Exploding our brands into pop culture
In addition to creating the Brazilian series, Unilever Entertainment is driving many other purpose-led content projects for Unilever brands, including a documentary on fatherhood for Dove Men+Care produced by Ron Howard and directed by his daughter Bryce Dallas Howard.
Entitled simply ‘Dads’, the film’s worldwide distribution rights were recently snapped up by tech giant Apple ahead of its 6 September premiere at the Toronto Film Festival.
And it doesn’t stop there. Plans are also afoot for a Bollywood blockbuster with a key brand in Unilever Hindustan. “To put it simply, our aim is to explode our brands into pop culture,” says Kelly.
Creating content that meets consumers where they’re at
But these projects are not just about exploring what’s new. They are about following our consumers to places where they’re already consuming media.
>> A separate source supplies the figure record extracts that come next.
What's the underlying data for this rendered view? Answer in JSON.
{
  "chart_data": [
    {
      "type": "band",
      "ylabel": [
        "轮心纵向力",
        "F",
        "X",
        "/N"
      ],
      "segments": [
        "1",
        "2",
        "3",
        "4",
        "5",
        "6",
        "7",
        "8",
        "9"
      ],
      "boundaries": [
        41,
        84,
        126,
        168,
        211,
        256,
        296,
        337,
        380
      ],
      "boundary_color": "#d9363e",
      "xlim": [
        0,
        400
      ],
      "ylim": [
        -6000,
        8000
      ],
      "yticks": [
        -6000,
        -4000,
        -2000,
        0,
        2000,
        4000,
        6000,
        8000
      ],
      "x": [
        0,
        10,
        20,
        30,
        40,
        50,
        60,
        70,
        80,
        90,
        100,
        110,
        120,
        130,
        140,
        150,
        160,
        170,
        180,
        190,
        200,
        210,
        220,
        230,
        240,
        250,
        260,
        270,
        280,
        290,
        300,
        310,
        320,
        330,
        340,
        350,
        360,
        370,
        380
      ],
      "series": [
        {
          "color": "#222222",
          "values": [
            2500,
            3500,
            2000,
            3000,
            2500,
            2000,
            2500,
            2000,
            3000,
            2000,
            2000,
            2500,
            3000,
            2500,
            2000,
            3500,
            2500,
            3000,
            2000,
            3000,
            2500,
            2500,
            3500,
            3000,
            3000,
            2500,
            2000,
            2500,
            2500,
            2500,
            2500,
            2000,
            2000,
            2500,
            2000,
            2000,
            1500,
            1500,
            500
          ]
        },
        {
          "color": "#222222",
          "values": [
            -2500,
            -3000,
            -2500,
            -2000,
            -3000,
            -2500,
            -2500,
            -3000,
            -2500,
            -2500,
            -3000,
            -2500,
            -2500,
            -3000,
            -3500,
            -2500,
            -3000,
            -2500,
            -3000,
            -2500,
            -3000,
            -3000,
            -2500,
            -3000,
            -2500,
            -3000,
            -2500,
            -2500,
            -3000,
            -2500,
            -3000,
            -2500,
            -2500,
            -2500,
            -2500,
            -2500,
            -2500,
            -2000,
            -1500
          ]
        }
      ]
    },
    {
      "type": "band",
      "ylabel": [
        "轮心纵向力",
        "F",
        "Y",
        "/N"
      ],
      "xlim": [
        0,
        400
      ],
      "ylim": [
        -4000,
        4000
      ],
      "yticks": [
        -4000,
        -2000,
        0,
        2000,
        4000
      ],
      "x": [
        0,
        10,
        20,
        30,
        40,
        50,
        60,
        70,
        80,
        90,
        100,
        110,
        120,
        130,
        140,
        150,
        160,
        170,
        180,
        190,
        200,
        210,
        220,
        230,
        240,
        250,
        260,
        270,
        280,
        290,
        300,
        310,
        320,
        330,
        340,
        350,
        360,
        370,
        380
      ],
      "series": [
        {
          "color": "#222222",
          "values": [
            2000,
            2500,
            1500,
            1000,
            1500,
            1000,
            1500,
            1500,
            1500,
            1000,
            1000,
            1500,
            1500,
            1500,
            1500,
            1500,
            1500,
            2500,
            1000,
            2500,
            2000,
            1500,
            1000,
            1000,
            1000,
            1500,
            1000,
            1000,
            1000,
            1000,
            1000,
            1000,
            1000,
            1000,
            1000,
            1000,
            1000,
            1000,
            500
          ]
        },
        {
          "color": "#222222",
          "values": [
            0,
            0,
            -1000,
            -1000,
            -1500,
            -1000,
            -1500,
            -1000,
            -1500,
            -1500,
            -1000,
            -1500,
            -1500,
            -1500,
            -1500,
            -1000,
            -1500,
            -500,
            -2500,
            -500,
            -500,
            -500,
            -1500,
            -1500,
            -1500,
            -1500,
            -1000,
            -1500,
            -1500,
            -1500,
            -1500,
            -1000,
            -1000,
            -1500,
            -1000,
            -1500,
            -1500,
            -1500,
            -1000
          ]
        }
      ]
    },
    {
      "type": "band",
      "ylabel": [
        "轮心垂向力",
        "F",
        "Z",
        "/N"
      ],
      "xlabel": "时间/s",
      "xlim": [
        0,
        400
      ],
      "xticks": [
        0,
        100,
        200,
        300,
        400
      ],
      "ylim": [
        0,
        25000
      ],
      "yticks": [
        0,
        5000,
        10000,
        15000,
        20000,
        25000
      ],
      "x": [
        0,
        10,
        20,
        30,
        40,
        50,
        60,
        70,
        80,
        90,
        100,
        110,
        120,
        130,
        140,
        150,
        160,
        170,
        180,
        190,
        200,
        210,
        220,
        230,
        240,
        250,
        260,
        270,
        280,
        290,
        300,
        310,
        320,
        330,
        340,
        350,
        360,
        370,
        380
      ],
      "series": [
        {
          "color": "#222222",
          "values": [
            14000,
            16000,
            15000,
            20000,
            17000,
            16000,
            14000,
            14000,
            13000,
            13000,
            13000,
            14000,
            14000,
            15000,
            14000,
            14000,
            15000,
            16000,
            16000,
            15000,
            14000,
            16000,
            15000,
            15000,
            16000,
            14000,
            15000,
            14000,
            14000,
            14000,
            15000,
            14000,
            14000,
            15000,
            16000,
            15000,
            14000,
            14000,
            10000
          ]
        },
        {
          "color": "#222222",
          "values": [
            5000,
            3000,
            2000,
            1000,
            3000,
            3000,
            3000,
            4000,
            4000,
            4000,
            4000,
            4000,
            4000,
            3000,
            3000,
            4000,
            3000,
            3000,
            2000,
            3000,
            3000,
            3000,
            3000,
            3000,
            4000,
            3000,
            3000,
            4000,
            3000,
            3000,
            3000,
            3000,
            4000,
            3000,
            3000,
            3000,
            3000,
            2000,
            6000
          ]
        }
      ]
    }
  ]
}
“Interruptive advertising is not as impactful or culturally relevant as it once was,” Kelly adds. “Especially considering the fragmented media landscape, cord-cutters [viewers who don’t pay for subscription television channels but instead watch shows via a combination of broadband internet and IPTV], and the rise of subscription OTT [over the top platforms which offer media services directly over the internet].
“We communicate brand purpose through content that is truly seek-out,” says Kelly. “It ‘sells’ because it is creatively desirable to consumers, who might even pay for it.”